Это был тяжелый вечер. Облонский понуро молчал, мерил тяжелыми шагами гостиную, периодами смотрел в окно и пил крепкий чай.

Сначала я пыталась его разговорить, но потом поняла, что это глупая затея. Если он не хочет делиться со мной своими переживаниями, я не могу ему помочь.

— Если что, я буду в бассейне. Присоединяйся, как станет скучно, — встав в дверях, сообщила я. Вместо платья на мне был серебристый купальник, поверх которого я накинула шелковый халатик.
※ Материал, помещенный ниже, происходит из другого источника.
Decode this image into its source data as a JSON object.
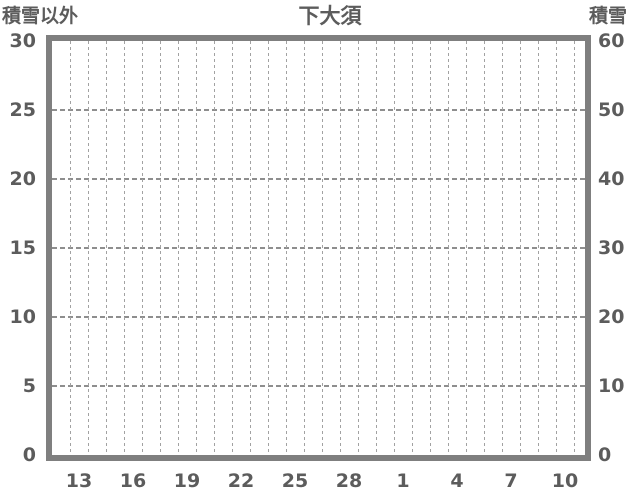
{
  "chart_data": {
    "type": "line",
    "title": "下大須",
    "left_axis": {
      "label": "積雪以外",
      "range": [
        0,
        30
      ],
      "tick_labels": [
        "30",
        "25",
        "20",
        "15",
        "10",
        "5",
        "0"
      ]
    },
    "right_axis": {
      "label": "積雪",
      "range": [
        0,
        60
      ],
      "tick_labels": [
        "60",
        "50",
        "40",
        "30",
        "20",
        "10",
        "0"
      ]
    },
    "x_axis": {
      "tick_labels": [
        "13",
        "16",
        "19",
        "22",
        "25",
        "28",
        "1",
        "4",
        "7",
        "10"
      ],
      "minor_gridline_count": 29,
      "minor_gridlines_per_label_gap": 3
    },
    "series": [],
    "layout": {
      "grid_horizontal": "dashed",
      "grid_vertical": "dashed",
      "legend": "none"
    },
    "colors": {
      "frame": "#7f7f7f",
      "grid_horizontal": "#8e8e8e",
      "grid_vertical": "#a2a2a2",
      "text": "#5c5c5c",
      "background": "#ffffff"
    }
  }
}
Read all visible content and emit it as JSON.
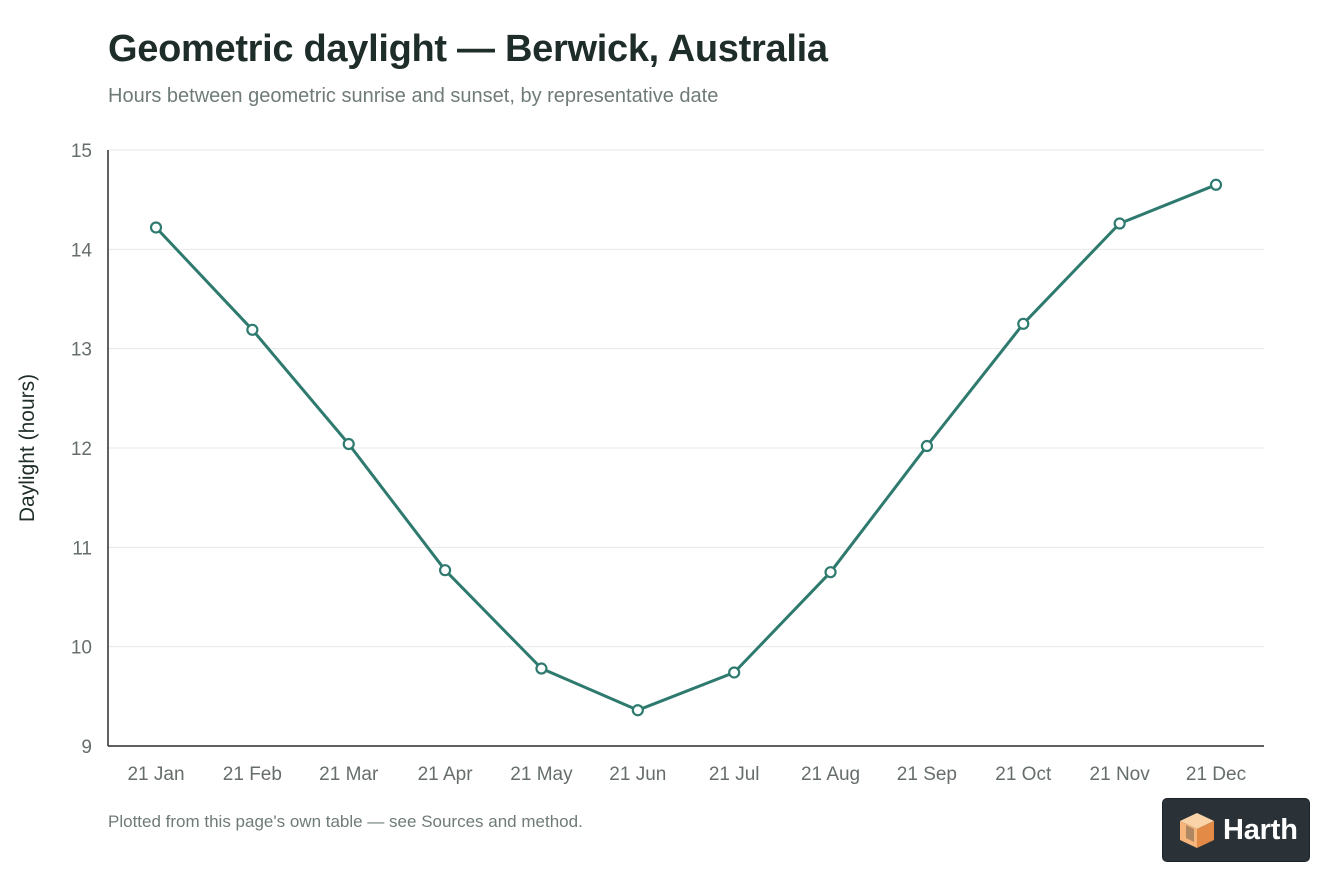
{
  "header": {
    "title": "Geometric daylight — Berwick, Australia",
    "subtitle": "Hours between geometric sunrise and sunset, by representative date"
  },
  "chart_data": {
    "type": "line",
    "title": "Geometric daylight — Berwick, Australia",
    "subtitle": "Hours between geometric sunrise and sunset, by representative date",
    "xlabel": "",
    "ylabel": "Daylight (hours)",
    "categories": [
      "21 Jan",
      "21 Feb",
      "21 Mar",
      "21 Apr",
      "21 May",
      "21 Jun",
      "21 Jul",
      "21 Aug",
      "21 Sep",
      "21 Oct",
      "21 Nov",
      "21 Dec"
    ],
    "series": [
      {
        "values": [
          14.22,
          13.19,
          12.04,
          10.77,
          9.78,
          9.36,
          9.74,
          10.75,
          12.02,
          13.25,
          14.26,
          14.65
        ],
        "color": "#2e7a6e"
      }
    ],
    "ylim": [
      9,
      15
    ],
    "yticks": [
      9,
      10,
      11,
      12,
      13,
      14,
      15
    ],
    "grid": true,
    "legend": "none"
  },
  "footnote": "Plotted from this page's own table — see Sources and method.",
  "brand": {
    "name": "Harth",
    "icon": "cube-logo-icon",
    "colors": {
      "badge_bg": "#2a3238",
      "cube_light": "#f6b57a",
      "cube_dark": "#e38b46"
    }
  }
}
— Извини меня, — виновато развел руками Облонский. — Моя семья навевает жуткую депрессию. Каждая встреча напоминает о том, что они не приняли Дашу. Я ничего не могу с собой поделать. Эта обида — она раздирает изнутри. Гложит, гложит…

— Я знаю.

— Ты должна знать еще кое-что. У моего отца много денег, Маша. Так много, что даже мне страшно об этом думать. И я догадываюсь, что он здесь делает. Он хочет, чтобы я вернулся домой. Но он не понимает одной вещи. Если бы я мог, я бы уже давно вернулся сам. Я не могу. Здесь похоронена моя маленькая дочка. Я не оставлю ее одну. Кто-то из взрослых должен оставаться рядом с ребенком и беречь его покой. Ведь если я уеду, моя маленькая девочка останется совсем одна, понимаешь? Там, на страшном кладбище, среди чужих ей людей… Я не прощу себя, если оставлю ее.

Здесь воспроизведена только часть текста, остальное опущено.